I recently got the opportunity to join a similar collaboration as this summer the island of Texel will host an art tour called S.E.A. or Science Encounters Art [link https://www.sea-texel.nl/]. In this project, artist are paired with scientists from the Royal Netherlands Institute for Sea Research, also based on Texel. The artful interpretations of the scientist’s research will be displayed outdoors on the island for three months (an added complication on a windy island). Around these sculptures, other forms of art like performance and poetry, will also be featured. Since I might actually be around for most of summer this year (no OSNAP cruise for us) this sounds like a really cool thing to experience.

The particular collaboration I’m involved in at S.E.A. is a little bit special because it does not involve one artist. I was matched with a group of students at the Gerrit Rietveld Academy of Art in Amsterdam. At the start of this project, during a visit of students to Texel, I was invited to give a presentation about my research. I explained about the ocean circulation, the OSNAP project and showed some videos of how we go about doing measurements at sea. This resulted in a ton of further questions, which I was happy to answer. Alter that week the students presented their first thoughts on possible projects. For the students this is a learning experience as well as an art project as this is their first commissioned project. Besides coming up with an inspiring idea they need to think about practical realization, budgets, logistics (does anyone think this almost starts to sounds like organizing fieldwork…?). 

A few weeks after the first introductions I was invited to the Rietveld Academy to come and listen to the presentations of the students plans.

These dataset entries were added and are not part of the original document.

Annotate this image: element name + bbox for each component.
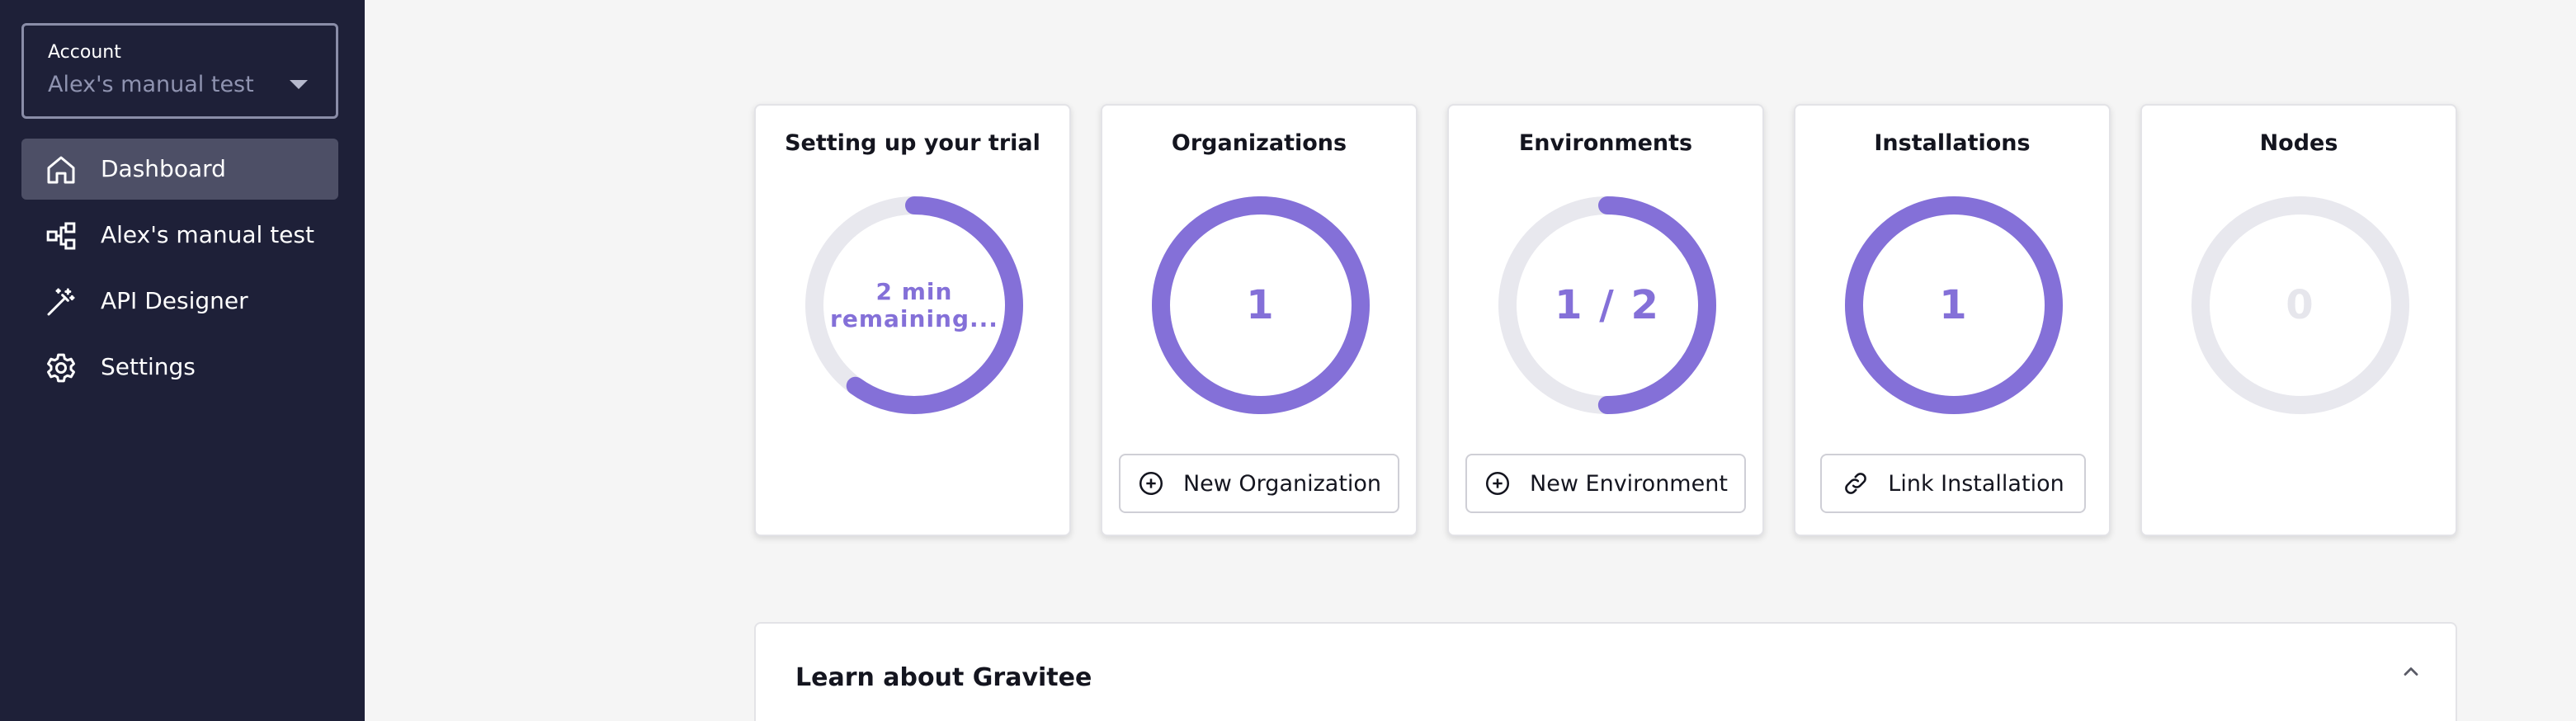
button-label: Link Installation: [1888, 470, 2064, 497]
link-installation-button[interactable]: Link Installation: [1820, 454, 2086, 513]
learn-about-gravitee-panel: Learn about Gravitee: [754, 622, 2457, 721]
card-nodes: Nodes 0: [2140, 104, 2457, 536]
link-icon: [1845, 473, 1867, 494]
card-installations: Installations 1 Link Installation: [1794, 104, 2111, 536]
magic-wand-icon: [47, 288, 75, 316]
account-value: Alex's manual test: [48, 72, 254, 97]
card-title: Nodes: [2259, 130, 2338, 156]
sidebar-item-label: Dashboard: [101, 155, 226, 182]
time-remaining-value: 2 min: [875, 278, 953, 305]
organizations-count: 1: [1246, 282, 1276, 328]
hierarchy-icon: [46, 222, 76, 250]
new-environment-button[interactable]: New Environment: [1465, 454, 1746, 513]
card-organizations: Organizations 1 New Organization: [1101, 104, 1418, 536]
card-environments: Environments 1 / 2 New Environment: [1447, 104, 1764, 536]
button-label: New Organization: [1182, 470, 1382, 497]
sidebar-item-dashboard[interactable]: Dashboard: [21, 139, 338, 200]
installations-count: 1: [1939, 282, 1969, 328]
time-remaining-suffix: remaining...: [830, 305, 998, 332]
sidebar-item-label: API Designer: [101, 287, 248, 314]
environments-count: 1 / 2: [1555, 282, 1660, 328]
learn-panel-title: Learn about Gravitee: [795, 663, 1092, 692]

It was great to hear the very different interpretations and links they had made. Plans varied from man-sized wavy blue slides that represented current motions (and may feature some during rainy days) to an ironic video documentary on fake science. Currently the students are working out their plans in more details to see which ones can be realized. There will not be enough space and money to accommodate all the student projects, but the plan is to build as many as possible. Next to the students I’m also working with Alkmaar’s city poet, Joris Brussel. I invite everyone to come see and read (or hear) the results on Texel this summer.